Carissimi …. Oggi sfato un “tabù” e parlo di una cosa “seria”, il “calcio”!
Certo, per farsi prendere sul serio oggi, bisogna avere un’opinione sulle vicende calcistiche. Professionalmente ho affrontato prove importanti di ogni tipo, ma soltanto dopo un paio di ospitate in TV in programmi che parlano del Palermo, ho guadagnato visibilità e la stima del custode che la mattina in ufficio mi apre la porta d’ingresso chiedendomi un pronostico sulla prossima partita.
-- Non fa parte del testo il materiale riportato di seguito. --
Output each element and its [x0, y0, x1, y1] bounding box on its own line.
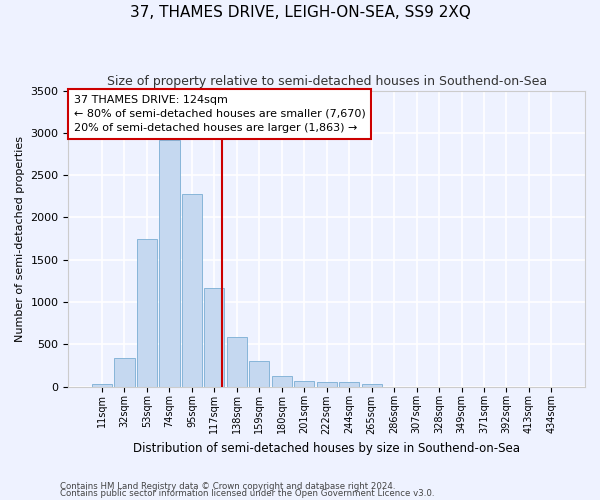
Bar [362, 384, 382, 386]
Text: Contains public sector information licensed under the Open Government Licence v3: Contains public sector information licen… [60, 489, 434, 498]
Y-axis label: Number of semi-detached properties: Number of semi-detached properties [15, 136, 25, 342]
Bar [182, 194, 202, 386]
Bar [92, 384, 112, 386]
Text: 37 THAMES DRIVE: 124sqm
← 80% of semi-detached houses are smaller (7,670)
20% of: 37 THAMES DRIVE: 124sqm ← 80% of semi-de… [74, 95, 365, 133]
Bar [339, 382, 359, 386]
Bar [294, 380, 314, 386]
Bar [159, 140, 179, 386]
Text: Contains HM Land Registry data © Crown copyright and database right 2024.: Contains HM Land Registry data © Crown c… [60, 482, 395, 491]
Bar [115, 358, 134, 386]
Bar [137, 238, 157, 386]
Bar [317, 382, 337, 386]
Bar [204, 288, 224, 386]
X-axis label: Distribution of semi-detached houses by size in Southend-on-Sea: Distribution of semi-detached houses by … [133, 442, 520, 455]
Title: Size of property relative to semi-detached houses in Southend-on-Sea: Size of property relative to semi-detach… [107, 75, 547, 88]
Bar [249, 361, 269, 386]
Bar [227, 336, 247, 386]
Text: 37, THAMES DRIVE, LEIGH-ON-SEA, SS9 2XQ: 37, THAMES DRIVE, LEIGH-ON-SEA, SS9 2XQ [130, 5, 470, 20]
Bar [272, 376, 292, 386]
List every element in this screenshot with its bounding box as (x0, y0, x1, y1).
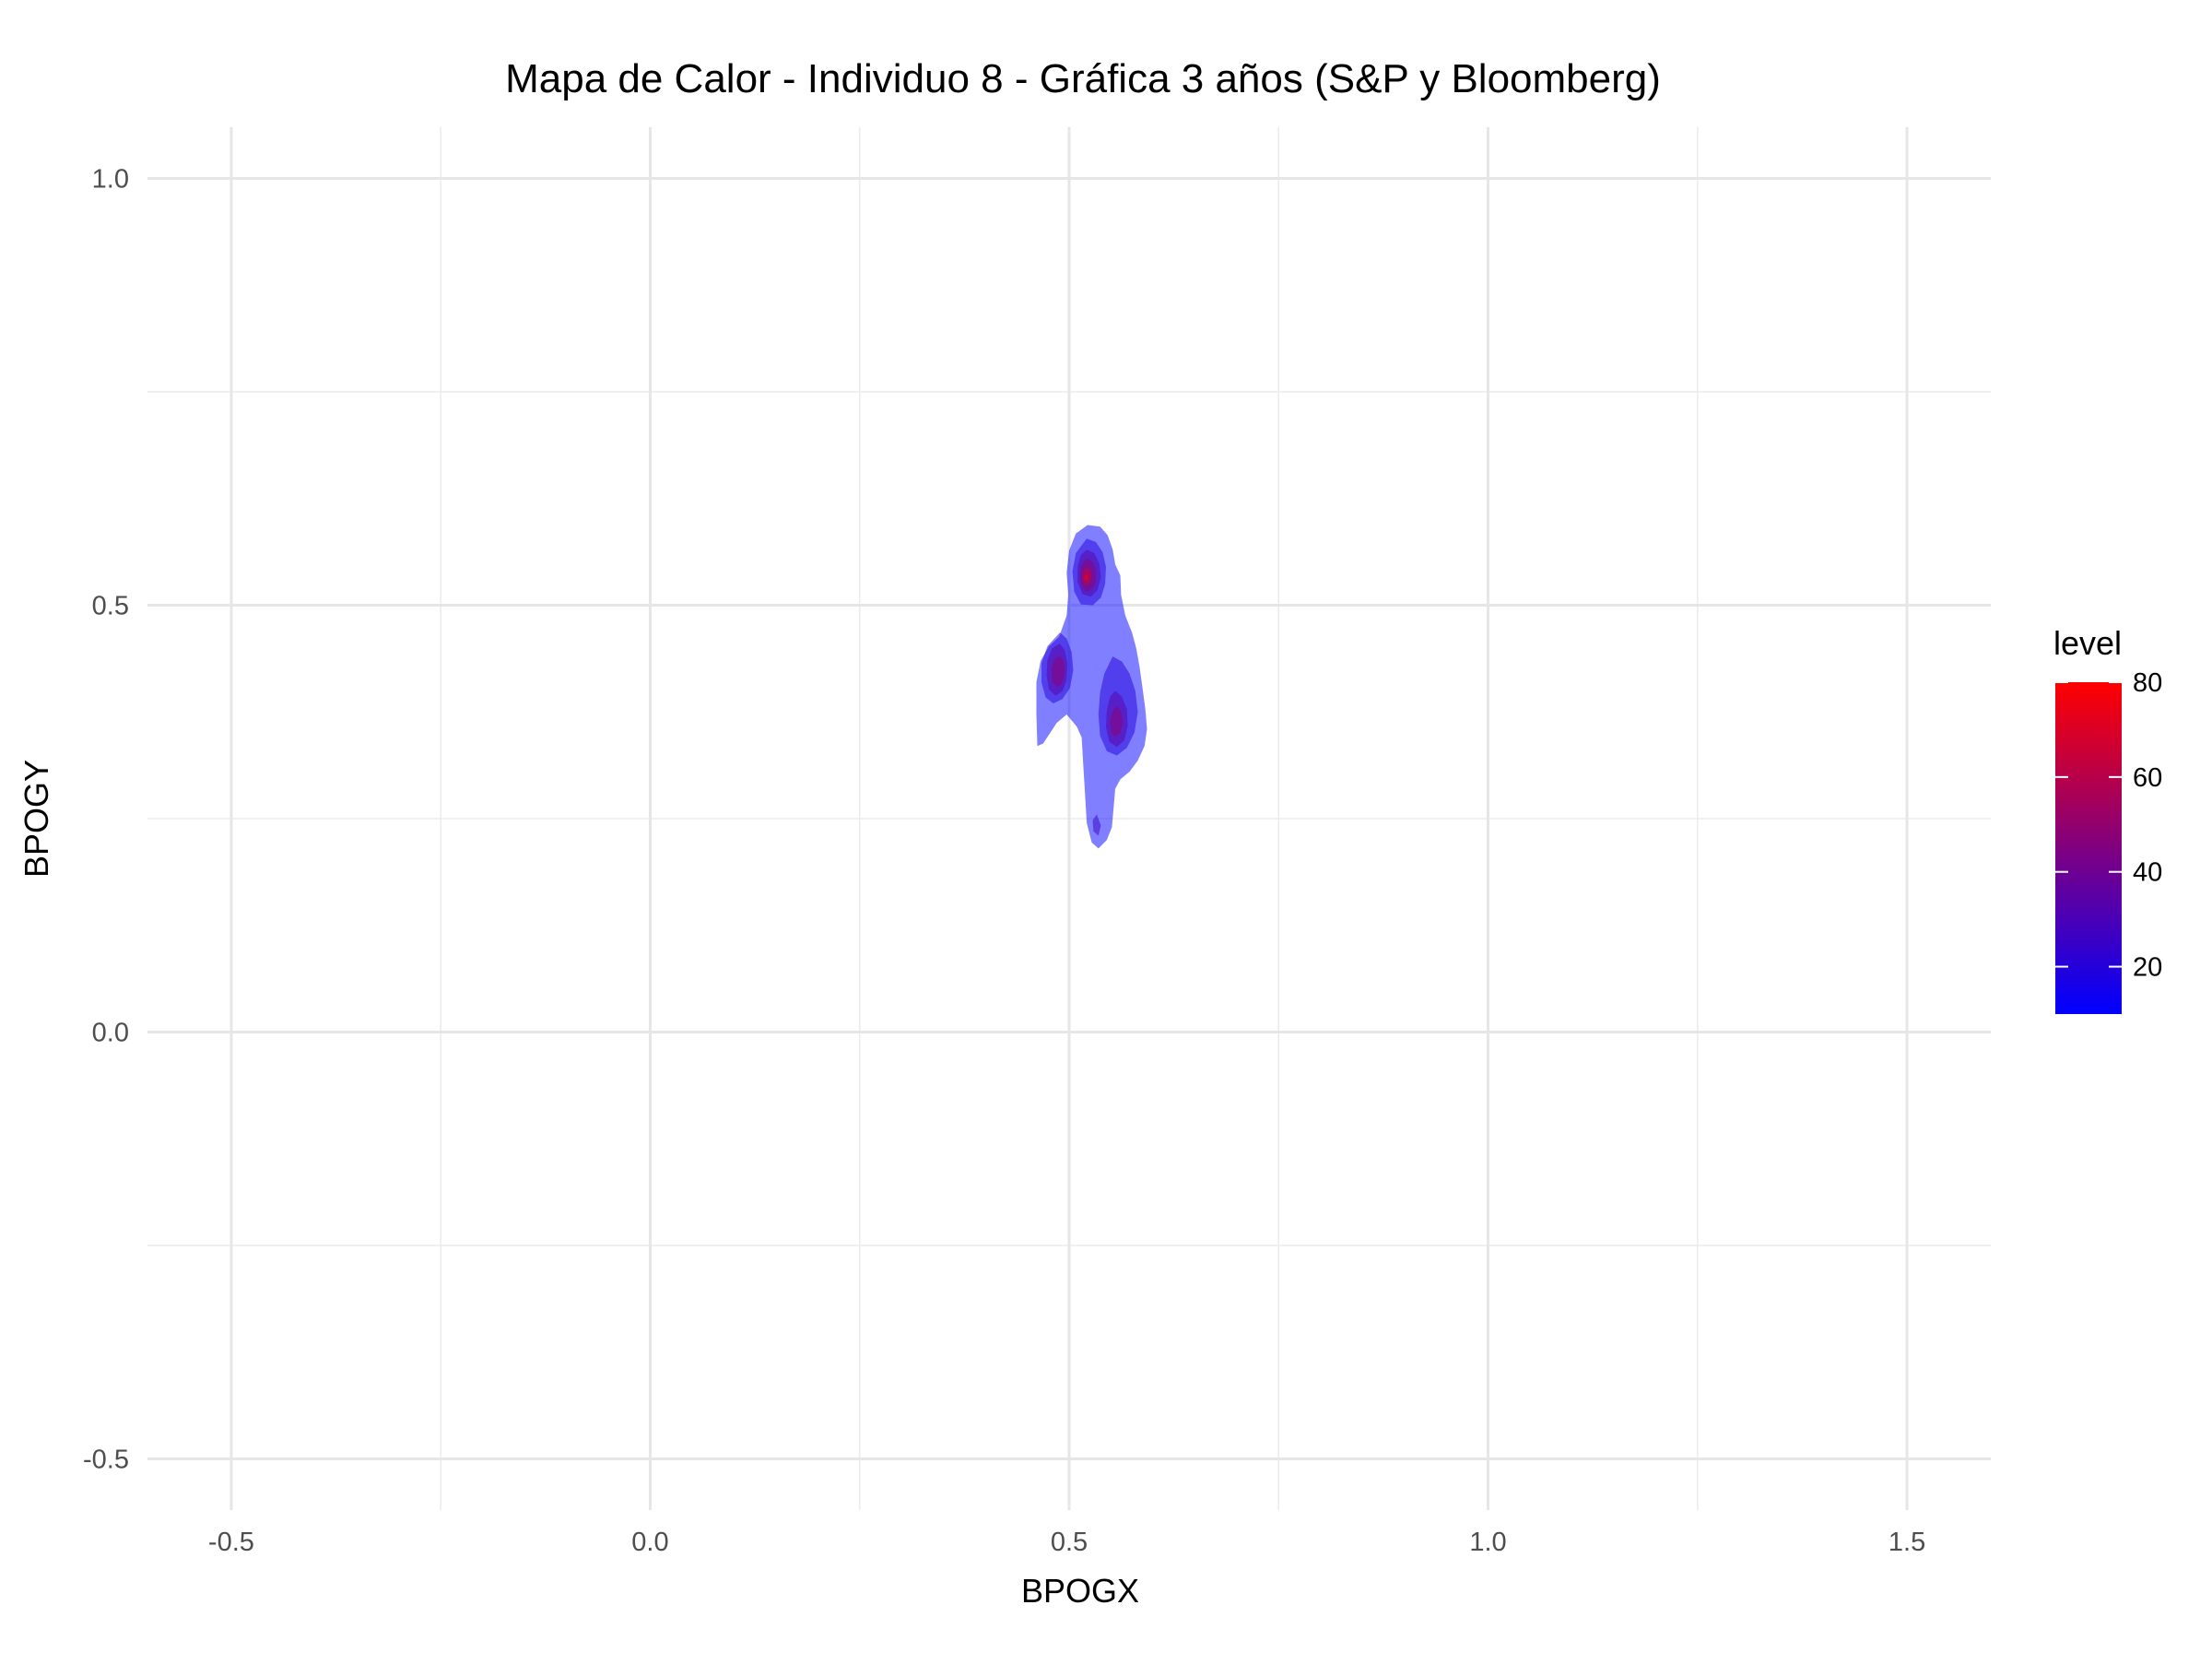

Fino a quel momento costui non aveva percepito che a suo giudizio io fossi una persona “mediamene importante”.
Avrei potuto essere chi per primo scrisse “E=mc2”, ma se non avessi capito nulla di pallone, non sarei stato nessuno.
Non ci sono degli studi specifici e delle università che ci preparano a questo mestiere di “opinionisti di pallone”, malgrado ci sia chi ci abbia tentato, ancora non esiste una “laurea”.
Il palermitano qualunque, che già di suo è “u miegghiu”, se poi parla anche di pallone, diventa un “mito”.
Benchè logiche legate a interessi commerciali hanno cambiato radicalmente i dettagli di questo vecchio gioco di squadra nato verso la fine dell’ottocento in Inghilterra, malgrado siano scomparsi dei punti certi del credo calcistico, come “la partita giocata di Domenica dopo pranzo” o “la durata di novanta minuti”, il calcio mantiene intatto il suo fascino.
Si “opinionizza” per ore e ore su una palla che adesso per un periodo imprecisato a parere di un direttore di gara, rotola su un piano delle dimensioni di 110 m per 70 m, nella speranza che finisca in una delle due reti, contrapposte e difese da due squadre di undici elementi ciascuno.
Il calcio è cambiato, ma non il suo fascino è vero, sono caduti certi dogmi.
Ad esempio chi ricorda i bei periodi nei quali, a un certo punto dell’incontro calcistico, nei gradoni della “curva sud” un omaccione, dotato di un vocione baritonale, richiamava l’attenzione del collaboratore del direttore di gara che agiva sotto la tribuna gridando: “segnalino, diccillu all’arbitro che è curnutu!”. Questa invocazione era seguita da un’ovazione e un coro unanime che esternava gridando “cornuto!” e tutto si fermava li, tra le risate collettive, quando ancora non esistevano gli “ultras” organizzati.
Anche questo gesto divertito e divertente, sarebbe oggi di difficile interpretazione poiché, quale dei “segnalinee” avrebbe dovuto riportare il messaggio al direttore di gara, perché oggi non si parla più di terna arbitrale, bensì di sei arbitri, in comunicazione tra di loro con radiomicrofoni e auricolari (cinque in campo e uno tra le panchine, chiamato ancora “quarto uomo”)?
Così di calcio per sentirci importanti, vorremmo parlarne tutti, dall’esperto conduttore di talk-show all’uomo comune che funge da pubblico e che a sua volta diviene opinionista, quando gli si chiedono i pronostici.
Quale migliore occasione per lui, visto da tutti i parenti da casa, ricevuto il microfono, evitando di non scadere con termini dialettali, per fornire una “perla di saggezza” da incorniciare, quale: “Ce la dovessimo fare, anzi, avessimo a vincere!” Esternazioni in un italiano meritevole di attenzioni da parte dell’Accademia della Crusca e frutto di un’incipiente “congiuntivite” che per fortuna lascerà incolumi gli occhi.…Un abbraccio, Epruno.